For digital work, include screenshots or live links alongside performance data. A landing page that converted at 8.2% is more compelling when a hiring manager can see the actual page. For brand campaigns, include the final execution (print, OOH, video still) alongside the copy. Presentation quality matters - a well-designed portfolio page signals that you understand how copy and design work together.
Mistakes to avoid
No portfolio link. For copywriters, this is an automatic disqualification at most companies and agencies. Your resume describes your work, but the portfolio proves it.

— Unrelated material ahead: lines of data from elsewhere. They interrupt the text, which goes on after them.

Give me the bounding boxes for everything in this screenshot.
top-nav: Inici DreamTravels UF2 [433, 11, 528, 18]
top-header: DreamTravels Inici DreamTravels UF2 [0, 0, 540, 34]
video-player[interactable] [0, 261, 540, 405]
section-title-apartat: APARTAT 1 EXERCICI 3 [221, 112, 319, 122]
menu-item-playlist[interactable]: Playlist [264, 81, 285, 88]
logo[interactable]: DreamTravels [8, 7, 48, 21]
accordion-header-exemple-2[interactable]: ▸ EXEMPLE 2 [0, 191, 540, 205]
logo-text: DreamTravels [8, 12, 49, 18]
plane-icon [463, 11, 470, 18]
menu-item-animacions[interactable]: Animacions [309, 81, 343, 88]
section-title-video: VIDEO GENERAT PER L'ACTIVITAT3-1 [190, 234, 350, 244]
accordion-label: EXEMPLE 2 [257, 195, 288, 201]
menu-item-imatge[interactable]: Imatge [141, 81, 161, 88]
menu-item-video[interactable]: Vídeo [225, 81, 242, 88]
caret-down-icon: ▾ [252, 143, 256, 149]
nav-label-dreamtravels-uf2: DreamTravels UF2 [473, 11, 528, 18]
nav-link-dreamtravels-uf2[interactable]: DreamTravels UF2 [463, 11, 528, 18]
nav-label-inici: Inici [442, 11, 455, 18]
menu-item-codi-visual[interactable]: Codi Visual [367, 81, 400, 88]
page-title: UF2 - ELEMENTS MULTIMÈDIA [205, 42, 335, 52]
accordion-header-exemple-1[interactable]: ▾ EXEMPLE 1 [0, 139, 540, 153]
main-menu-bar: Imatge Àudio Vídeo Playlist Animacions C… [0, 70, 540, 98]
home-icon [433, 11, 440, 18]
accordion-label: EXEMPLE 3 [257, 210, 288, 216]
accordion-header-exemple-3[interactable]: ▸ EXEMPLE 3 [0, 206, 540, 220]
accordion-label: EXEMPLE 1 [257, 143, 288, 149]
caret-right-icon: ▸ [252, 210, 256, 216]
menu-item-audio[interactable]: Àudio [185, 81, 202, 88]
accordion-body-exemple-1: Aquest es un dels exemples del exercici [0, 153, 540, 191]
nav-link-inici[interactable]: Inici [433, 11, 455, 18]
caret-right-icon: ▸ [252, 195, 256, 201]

Without a link, hiring managers will assume you do not have published work worth sharing.
Vague copy on a copywriter resume. The irony of weak writing on a resume for a writing role is immediately noticed by creative directors. Every bullet point is evaluated as a writing sample, so generic phrases like “participated in brainstorming sessions” or “helped with campaign development” undermine your credibility.
Focusing on process, not outcomes. “Participated in brainstorming sessions” is process. “Wrote campaign copy viewed 50M+ times” is an outcome. Hiring managers want to see what your copy achieved, not what meetings you attended.
Not distinguishing copy types. Brand copywriting and performance copywriting require different skills. A resume that lumps them together makes it impossible for the hiring manager to assess your fit for a specific role.
Frequently asked questions
Do I need an advertising portfolio program degree?
It’s not required, but programs like VCU Brandcenter, Miami Ad School, and The Creative Circus are strong signals for agency roles. For in-house performance copywriting, a strong portfolio and results matter more than the degree.
How do I show my copy is effective?
Include conversion metrics: email open rates, click-through rates, landing page conversion rates, and A/B test results. For brand copy, reference awards, media impressions, and campaign reach.
Agency or in-house - which should I emphasize?
Tailor to the role. For agency applications, lead with agency experience, client credits, and creative awards. For in-house roles, lead with brand consistency, conversion metrics, and cross-functional collaboration.